China's inflation rate is running at an 11-year high of 7.1 percent and seen heading higher, and India's annual inflation rate is running at near 5 percent, according to official statistics.
Food and/or energy prices are also pushing prices higher in the developed world, with U.S. inflation running at more than four percent, euro zone inflation at 3.2 percent.

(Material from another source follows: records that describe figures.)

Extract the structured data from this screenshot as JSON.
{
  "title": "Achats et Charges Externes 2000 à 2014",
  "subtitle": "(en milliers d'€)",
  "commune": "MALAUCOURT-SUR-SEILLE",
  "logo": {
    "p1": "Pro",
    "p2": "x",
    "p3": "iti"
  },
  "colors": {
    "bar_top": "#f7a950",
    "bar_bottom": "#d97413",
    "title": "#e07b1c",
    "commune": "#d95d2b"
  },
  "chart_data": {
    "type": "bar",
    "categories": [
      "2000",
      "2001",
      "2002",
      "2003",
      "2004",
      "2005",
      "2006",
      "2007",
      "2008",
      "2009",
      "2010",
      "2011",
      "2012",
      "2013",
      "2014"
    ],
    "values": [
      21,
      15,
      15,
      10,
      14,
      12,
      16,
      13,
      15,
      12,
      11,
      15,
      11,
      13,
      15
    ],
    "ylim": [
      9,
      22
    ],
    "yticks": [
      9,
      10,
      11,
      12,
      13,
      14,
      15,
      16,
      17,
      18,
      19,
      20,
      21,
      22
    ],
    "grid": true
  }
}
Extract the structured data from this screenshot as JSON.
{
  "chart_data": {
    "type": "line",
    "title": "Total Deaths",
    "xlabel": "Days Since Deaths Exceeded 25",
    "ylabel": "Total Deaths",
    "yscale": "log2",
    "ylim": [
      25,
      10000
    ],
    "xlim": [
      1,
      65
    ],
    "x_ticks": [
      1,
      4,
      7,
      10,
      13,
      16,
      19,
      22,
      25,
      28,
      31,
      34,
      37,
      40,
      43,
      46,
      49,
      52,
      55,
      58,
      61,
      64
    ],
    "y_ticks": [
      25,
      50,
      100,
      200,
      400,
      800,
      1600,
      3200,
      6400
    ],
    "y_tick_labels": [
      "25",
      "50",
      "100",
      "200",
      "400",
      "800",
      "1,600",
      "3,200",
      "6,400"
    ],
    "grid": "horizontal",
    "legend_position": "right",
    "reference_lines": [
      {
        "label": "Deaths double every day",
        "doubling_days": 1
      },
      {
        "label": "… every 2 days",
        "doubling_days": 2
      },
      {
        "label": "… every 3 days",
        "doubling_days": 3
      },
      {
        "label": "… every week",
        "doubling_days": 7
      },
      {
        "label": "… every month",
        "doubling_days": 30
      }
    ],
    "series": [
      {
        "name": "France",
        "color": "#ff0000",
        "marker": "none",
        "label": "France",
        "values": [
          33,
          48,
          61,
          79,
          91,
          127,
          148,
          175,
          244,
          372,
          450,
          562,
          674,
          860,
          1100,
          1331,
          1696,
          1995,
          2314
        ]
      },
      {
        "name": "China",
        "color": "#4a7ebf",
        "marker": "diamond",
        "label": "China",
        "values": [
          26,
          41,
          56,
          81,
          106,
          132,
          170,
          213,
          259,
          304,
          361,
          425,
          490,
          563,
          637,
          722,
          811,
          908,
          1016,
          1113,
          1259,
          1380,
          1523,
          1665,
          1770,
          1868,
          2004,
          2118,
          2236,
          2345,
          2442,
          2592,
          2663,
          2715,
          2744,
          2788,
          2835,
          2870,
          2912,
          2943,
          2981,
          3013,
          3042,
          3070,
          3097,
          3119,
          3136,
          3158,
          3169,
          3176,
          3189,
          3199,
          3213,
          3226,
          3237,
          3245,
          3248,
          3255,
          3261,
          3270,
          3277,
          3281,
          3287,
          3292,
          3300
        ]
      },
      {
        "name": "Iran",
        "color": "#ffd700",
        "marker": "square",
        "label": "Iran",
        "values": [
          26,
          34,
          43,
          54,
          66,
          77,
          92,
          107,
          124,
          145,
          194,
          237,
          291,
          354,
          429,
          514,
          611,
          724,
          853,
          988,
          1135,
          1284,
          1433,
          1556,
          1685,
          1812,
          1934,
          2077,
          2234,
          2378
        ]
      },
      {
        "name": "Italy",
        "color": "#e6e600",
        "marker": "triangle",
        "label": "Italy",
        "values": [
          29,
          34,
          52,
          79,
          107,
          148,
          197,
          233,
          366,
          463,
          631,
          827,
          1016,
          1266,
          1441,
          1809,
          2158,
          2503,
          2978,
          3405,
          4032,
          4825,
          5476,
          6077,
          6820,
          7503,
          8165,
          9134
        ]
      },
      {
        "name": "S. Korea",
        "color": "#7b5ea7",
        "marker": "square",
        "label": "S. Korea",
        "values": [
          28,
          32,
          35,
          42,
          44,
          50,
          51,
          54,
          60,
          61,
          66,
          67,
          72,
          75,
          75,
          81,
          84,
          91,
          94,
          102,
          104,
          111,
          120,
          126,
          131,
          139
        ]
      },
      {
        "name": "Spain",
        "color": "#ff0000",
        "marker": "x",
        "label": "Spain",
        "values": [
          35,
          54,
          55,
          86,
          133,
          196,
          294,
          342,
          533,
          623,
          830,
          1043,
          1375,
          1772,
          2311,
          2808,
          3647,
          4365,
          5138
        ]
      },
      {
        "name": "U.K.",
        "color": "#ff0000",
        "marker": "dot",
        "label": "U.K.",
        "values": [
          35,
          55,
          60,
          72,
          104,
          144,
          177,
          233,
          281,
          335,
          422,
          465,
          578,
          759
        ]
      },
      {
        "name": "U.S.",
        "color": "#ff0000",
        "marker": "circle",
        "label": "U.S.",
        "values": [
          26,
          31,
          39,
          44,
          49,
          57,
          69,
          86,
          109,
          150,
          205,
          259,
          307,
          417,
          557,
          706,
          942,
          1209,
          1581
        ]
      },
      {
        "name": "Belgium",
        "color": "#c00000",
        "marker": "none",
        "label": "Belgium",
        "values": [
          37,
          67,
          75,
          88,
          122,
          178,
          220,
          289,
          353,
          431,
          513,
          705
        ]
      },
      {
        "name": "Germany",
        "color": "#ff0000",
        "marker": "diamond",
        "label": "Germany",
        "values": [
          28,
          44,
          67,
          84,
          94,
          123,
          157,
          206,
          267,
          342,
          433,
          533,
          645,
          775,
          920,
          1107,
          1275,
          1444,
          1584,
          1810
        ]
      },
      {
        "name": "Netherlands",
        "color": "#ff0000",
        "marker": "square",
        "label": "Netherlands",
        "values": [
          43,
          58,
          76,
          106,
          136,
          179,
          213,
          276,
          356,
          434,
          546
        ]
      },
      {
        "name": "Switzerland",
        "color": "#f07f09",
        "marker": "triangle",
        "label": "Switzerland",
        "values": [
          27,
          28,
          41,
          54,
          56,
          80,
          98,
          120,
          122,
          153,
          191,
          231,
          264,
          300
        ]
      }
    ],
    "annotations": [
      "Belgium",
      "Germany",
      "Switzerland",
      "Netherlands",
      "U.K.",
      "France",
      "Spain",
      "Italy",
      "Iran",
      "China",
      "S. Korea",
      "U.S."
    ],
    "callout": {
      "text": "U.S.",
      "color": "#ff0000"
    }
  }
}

"There is a quick catch up of the cost side in terms of rising asset prices in China and rising commodity prices in the world," said Chinese central bank vice governor Yi Gang.
The soaring cost of food commodities from wheat to oilseeds to milk is more recent than the rise in oil, which has hit an inflation-adjusted all-time record.
What policymakers' fear now is that rises in everyday food costs will undermine consumers' faith in the power of central banks to keep inflation under control in the longer term, and central bankers at the conference hosted by the Bank of France acknowledged they faced tough challenges.
"The difficulty in the present juncture is disentangling what is structural and what is conjunctural," said Trichet of the ECB, which sets one interest rate for the 15 countries of the euro currency zone.
Speaking at a separate conference in Norway, German central bank boss Axel Weber, who also sits on the ECB's rate-setting council, said: "Long-term inflation expectations derived by break-even rates have also picked up over the past weeks, resuming their upward trend observable since last summer."